Prior to Stanford, he was a professor of electrical engineering at the University of Erlangen–Nuremberg and an assistant professor of media technology at the MIT Media Lab.

==Research==
His research interests are in image and video coding, computer vision, and multimedia systems. In 1998, Bernd Girod was elevated to fellowship of the IEEE for contributions to the theory and practice of video communication.

Girod's research has been central in startup ventures, including Polycom, Vivo Software, 8x8, and RealNetworks. He holds nearly 40 patents.

== Professional activities ==
He is a Faculty Co-Director of the Stanford Center for Image Systems Engineering (SCIEN) and a Director of the Max Planck Center for Visual Computing and Communication. He was Founding Director of David and Helen Gurley Brown Institute for Media Innovations (2012–2015), a Senior Associate Dean for the Online Learning and Professional Development, School of Engineering at Stanford University (2012–2015), and a Senior Associate Dean at large for the School of Engineering at Stanford University (2015–2016).

He is currently an advisor of the Brown Institute for Media Innovation.

===Selected publications===
- Girod, Bernd (2011). "Mobile Visual Search"

- Girod, Bernd (2005). "Distributed Video Coding"

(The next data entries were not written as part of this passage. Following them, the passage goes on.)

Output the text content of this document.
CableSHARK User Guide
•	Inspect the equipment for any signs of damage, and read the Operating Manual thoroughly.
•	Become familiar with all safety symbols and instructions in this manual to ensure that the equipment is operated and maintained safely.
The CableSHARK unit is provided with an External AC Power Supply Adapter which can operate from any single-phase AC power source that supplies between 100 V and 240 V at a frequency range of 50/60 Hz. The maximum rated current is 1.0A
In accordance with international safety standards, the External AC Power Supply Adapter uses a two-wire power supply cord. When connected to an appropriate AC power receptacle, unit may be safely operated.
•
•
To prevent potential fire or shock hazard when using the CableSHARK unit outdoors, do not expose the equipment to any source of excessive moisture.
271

- Girod, Bernd (1999). "Feedback-Based Error Control for Mobile Video Transmission"

==Awards and honors==
- Elected Member of the National Academy of Engineering 2015
- Technical Achievement Award, IEEE Signal Processing Society 2011, “for his contributions to the theory and practice of video communications, search and processing.”
- Elected Member of the German National Academy of Sciences (Leopoldina) 2007
- Fellow, IEEE 1998. His citation reads, “For contributions to the theory and practice of video communication.”